De notre correspondante à New York
L' ECHEC de transplantation rénale après plusieurs années de fonction correcte est considéré comme dû à un « rejet chronique ». Sur ces greffons se développe une néphro-angiosclérose avec une prolifération de l'intima des vaisseaux rénaux et une fibrose intimale, ainsi qu'une fibrose interstitielle. Ce remodelage tissulaire est médié par des cellules mésenchymateuses (myofibroblastes, dans l'interstitium, et cellules musculaires lisses, dans la néo-intima vasculaire) dont on ignore l'origine. Naissent-elles dans le greffon lui-même, ou sont-elles issues de cellules précurseurs circulantes ? Autrement dit, viennent-elles du donneur ou du receveur ?
Grimm (université de San Diego, La Jolla) et coll. ont tenté de répondre à cette question. Ils ont examiné des biopsies de 14 greffes rénales en rejet chronique (toutes dans les six mois de la transplantation, à l'exception de deux cas).
Identifier le chromosome Y
A l'aide de méthodes immunohistochimiques, ils ont identifié les cellules mésenchymateuses, en marquant en rouge l'alpha-actine contenue spécifiquement dans ces cellules. Puis en utilisant l'hybridation in situ et une sonde ADN marquée en bleu, ils ont identifié le chromosome Y dans les cellules mésenchymateuses. Ils ont ensuite compté le nombre et le pourcentage de cellules mésenchymateuses contenant le chromosome Y (autrement dit le nombre de cellules rouges à noyau bleu).
Dans 6 des 14 greffes rénales, les receveurs étaient des hommes et le donneur une femme ; dans quatre autres cas, c'était l'inverse ; enfin, chez les quatre derniers, les receveurs et les donneurs étaient de même sexe, soit 2 témoins positifs (masculins) et 2 négatifs (féminins).
Leurs résultats sont les suivants.
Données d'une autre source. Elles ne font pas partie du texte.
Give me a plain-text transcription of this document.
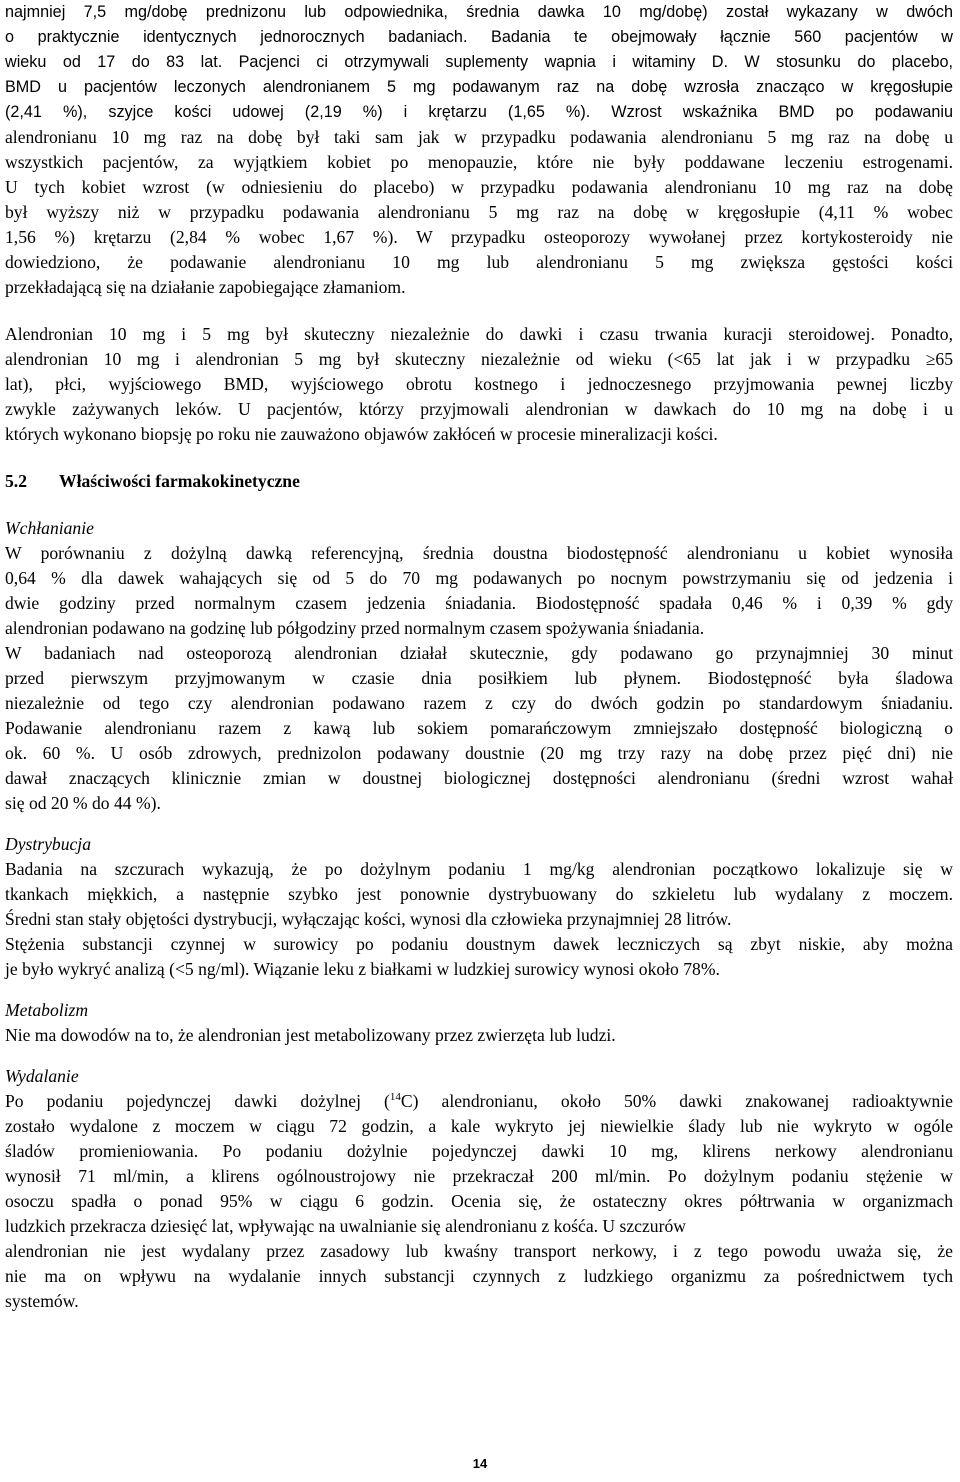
najmniej 7,5 mg/dobę prednizonu lub odpowiednika, średnia dawka 10 mg/dobę) został wykazany w dwóch
o praktycznie identycznych jednorocznych badaniach. Badania te obejmowały łącznie 560 pacjentów w
wieku od 17 do 83 lat. Pacjenci ci otrzymywali suplementy wapnia i witaminy D. W stosunku do placebo,
BMD u pacjentów leczonych alendronianem 5 mg podawanym raz na dobę wzrosła znacząco w kręgosłupie
(2,41 %), szyjce kości udowej (2,19 %) i krętarzu (1,65 %). Wzrost wskaźnika BMD po podawaniu
alendronianu 10 mg raz na dobę był taki sam jak w przypadku podawania alendronianu 5 mg raz na dobę u
wszystkich pacjentów, za wyjątkiem kobiet po menopauzie, które nie były poddawane leczeniu estrogenami.
U tych kobiet wzrost (w odniesieniu do placebo) w przypadku podawania alendronianu 10 mg raz na dobę
był wyższy niż w przypadku podawania alendronianu 5 mg raz na dobę w kręgosłupie (4,11 % wobec
1,56 %) krętarzu (2,84 % wobec 1,67 %). W przypadku osteoporozy wywołanej przez kortykosteroidy nie
dowiedziono, że podawanie alendronianu 10 mg lub alendronianu 5 mg zwiększa gęstości kości
przekładającą się na działanie zapobiegające złamaniom.
Alendronian 10 mg i 5 mg był skuteczny niezależnie do dawki i czasu trwania kuracji steroidowej. Ponadto,
alendronian 10 mg i alendronian 5 mg był skuteczny niezależnie od wieku (<65 lat jak i w przypadku ≥65
lat), płci, wyjściowego BMD, wyjściowego obrotu kostnego i jednoczesnego przyjmowania pewnej liczby
zwykle zażywanych leków. U pacjentów, którzy przyjmowali alendronian w dawkach do 10 mg na dobę i u
których wykonano biopsję po roku nie zauważono objawów zakłóceń w procesie mineralizacji kości.
5.2 Właściwości farmakokinetyczne
Wchłanianie
W porównaniu z dożylną dawką referencyjną, średnia doustna biodostępność alendronianu u kobiet wynosiła
0,64 % dla dawek wahających się od 5 do 70 mg podawanych po nocnym powstrzymaniu się od jedzenia i
dwie godziny przed normalnym czasem jedzenia śniadania. Biodostępność spadała 0,46 % i 0,39 % gdy
alendronian podawano na godzinę lub półgodziny przed normalnym czasem spożywania śniadania.
W badaniach nad osteoporozą alendronian działał skutecznie, gdy podawano go przynajmniej 30 minut
przed pierwszym przyjmowanym w czasie dnia posiłkiem lub płynem. Biodostępność była śladowa
niezależnie od tego czy alendronian podawano razem z czy do dwóch godzin po standardowym śniadaniu.
Podawanie alendronianu razem z kawą lub sokiem pomarańczowym zmniejszało dostępność biologiczną o
ok. 60 %. U osób zdrowych, prednizolon podawany doustnie (20 mg trzy razy na dobę przez pięć dni) nie
dawał znaczących klinicznie zmian w doustnej biologicznej dostępności alendronianu (średni wzrost wahał
się od 20 % do 44 %).
Dystrybucja
Badania na szczurach wykazują, że po dożylnym podaniu 1 mg/kg alendronian początkowo lokalizuje się w
tkankach miękkich, a następnie szybko jest ponownie dystrybuowany do szkieletu lub wydalany z moczem.
Średni stan stały objętości dystrybucji, wyłączając kości, wynosi dla człowieka przynajmniej 28 litrów.
Stężenia substancji czynnej w surowicy po podaniu doustnym dawek leczniczych są zbyt niskie, aby można
je było wykryć analizą (<5 ng/ml). Wiązanie leku z białkami w ludzkiej surowicy wynosi około 78%.
Metabolizm
Nie ma dowodów na to, że alendronian jest metabolizowany przez zwierzęta lub ludzi.
Wydalanie
Po podaniu pojedynczej dawki dożylnej ($^{14}$C) alendronianu, około 50% dawki znakowanej radioaktywnie
zostało wydalone z moczem w ciągu 72 godzin, a kale wykryto jej niewielkie ślady lub nie wykryto w ogóle
śladów promieniowania. Po podaniu dożylnie pojedynczej dawki 10 mg, klirens nerkowy alendronianu
wynosił 71 ml/min, a klirens ogólnoustrojowy nie przekraczał 200 ml/min. Po dożylnym podaniu stężenie w
osoczu spadła o ponad 95% w ciągu 6 godzin. Ocenia się, że ostateczny okres półtrwania w organizmach
ludzkich przekracza dziesięć lat, wpływając na uwalnianie się alendronianu z kośća. U szczurów
alendronian nie jest wydalany przez zasadowy lub kwaśny transport nerkowy, i z tego powodu uważa się, że
nie ma on wpływu na wydalanie innych substancji czynnych z ludzkiego organizmu za pośrednictwem tych
systemów.
14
Dans le groupe des 2 témoins positifs, 40 % des cellules mésenchymateuses contiennent le chromosome Y, tandis que chez les 2 témoins négatifs, aucune n'en contient, bien évidemment. Dans le groupe des 6 hommes receveurs d'un greffon féminin, le pourcentage de cellules mésenchymateuses contenant l'Y est de 34 % dans la néo-intima (ou tunique interne), de 38 % dans l'adventice (ou tunique externe) et de 30 % dans l'interstitium (ou tissu de soutien). Cela indique que des cellules mésenchymateuses du receveur (Y) infiltrent ces compartiments du greffon rénal soumis à un rejet chronique.
Dans le groupe des 4 femmes receveuses d'un rein masculin, le pourcentage de cellules mésenchymateuses contenant l'Y est de 24 % dans la néo-intima, de 33 % dans l'adventice et de 23 % dans l'interstitium. Cela indique qu'il persiste aussi une large proportion de cellules mésenchymateuses du donneur dans le greffon rénal soumis au rejet chronique.
Migrer vers les zones inflammatoires du greffon
Ces résultats, concluent les chercheurs, suggèrent qu'une cellule précurseur mésenchymateuse circulante peut migrer vers les zones inflammatoires du greffon. Cette découverte pourrait être exploitée pour tenter de prévenir ou de traiter le rejet chronique. En effet, proposent les chercheurs, le blocage de la migration des cellules musculaires lisses pourrait peut-être offrir une approche pour prévenir ou améliorer le rejet chronique. A cet égard, ajoutent-ils, une possibilité intéressante pourrait être d'inhiber le signal local du hyaluronan aux cellules musculaires lisses. Ce signal contrôle en effet leur prolifération et leur mobilité. Ce signal pourrait être inhibé, par exemple, par les antagonistes du récepteur pour le hyaluronan.
« The New England Journal of Medicine », 12 juillet 2001, p. 93.